Commanders and leaders
- Unknown: Al-Fadl bin Jafar al-Hamadhani

Strength
- Unknown: Unknown

Casualties and losses
- Few survived: Unknown

= Siege of Lentini =

Aghlabid siege of Byzantine holding in Sicily

The siege of Lentini occurred in 846 or 847 when the Arab Aghlabids attacked and captured the city of Lentini from the Byzantines.

==Siege==
Following the defeat at the Battle of Butera, the Byzantines suffered heavy casualties. In 846 or 847, Al-Fadl ibn-Gafar the victor at Messina, attacked the important town of Lentini in the eastern part of the island, between Catania and Syracuse.

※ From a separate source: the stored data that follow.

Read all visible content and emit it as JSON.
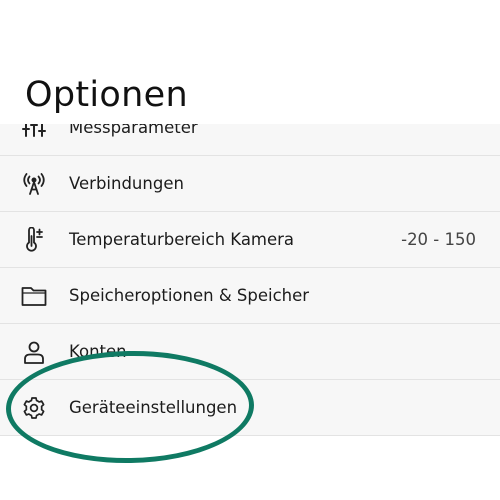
{
  "header": {
    "title": "Optionen"
  },
  "menu": {
    "items": [
      {
        "label": "Messparameter",
        "icon": "sliders-icon",
        "value": ""
      },
      {
        "label": "Verbindungen",
        "icon": "antenna-icon",
        "value": ""
      },
      {
        "label": "Temperaturbereich Kamera",
        "icon": "thermometer-icon",
        "value": "-20 - 150"
      },
      {
        "label": "Speicheroptionen & Speicher",
        "icon": "folder-icon",
        "value": ""
      },
      {
        "label": "Konten",
        "icon": "person-icon",
        "value": ""
      },
      {
        "label": "Geräteeinstellungen",
        "icon": "gear-icon",
        "value": ""
      }
    ]
  },
  "annotation": {
    "color": "#0f7a63",
    "target": "Geräteeinstellungen"
  }
}
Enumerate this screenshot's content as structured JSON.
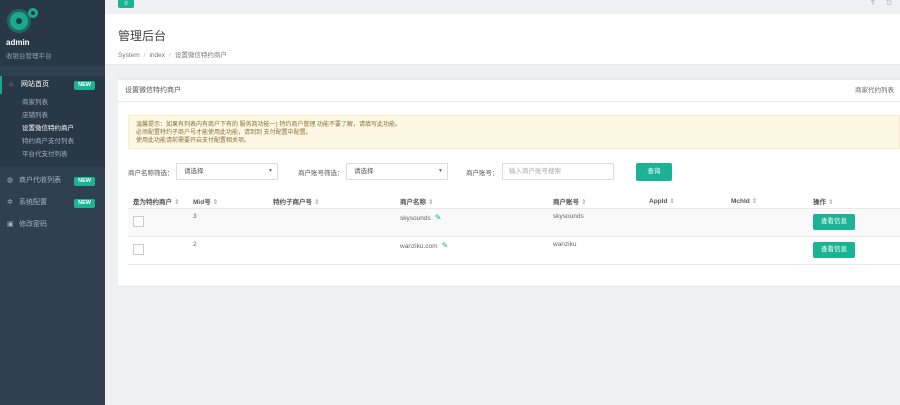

The Byzantine strategos rushed to the aid of the besieged. It was agreed between him and the inhabitants of Leontini that, to signal his approach, a beacon would be lit on one of the mountains near the town. Al Fadl became aware of this and lit a fire on the mountain for three days to fool the garrison. Al Fadl then took the majority of his force to prepare an ambush while he left a few men under Lentini. On the fourth day, under the belief that strategos was very close to the city, the Byzantine garrison led a sortie. The Arabs, pretending to flee, lured them into the arranged ambush, while the city remained almost empty for defense. The Byzantines were caught and most of them were massacred except a few. The inhabitants of the city were forced to surrender in exchange for their lives and properties.

==Sources==
- Alexander A. Vasiliev, Byzantium and the Arabs. Volume I, The Amorium dynasty (820–867).
- J. B. Bury (2008), History of the Eastern Empire from the Fall of Irene to the Accession of Basil, A. D. 802–867.
- Michele Amari (1854), Storia dei Musulmani di Sicilia, Vol I.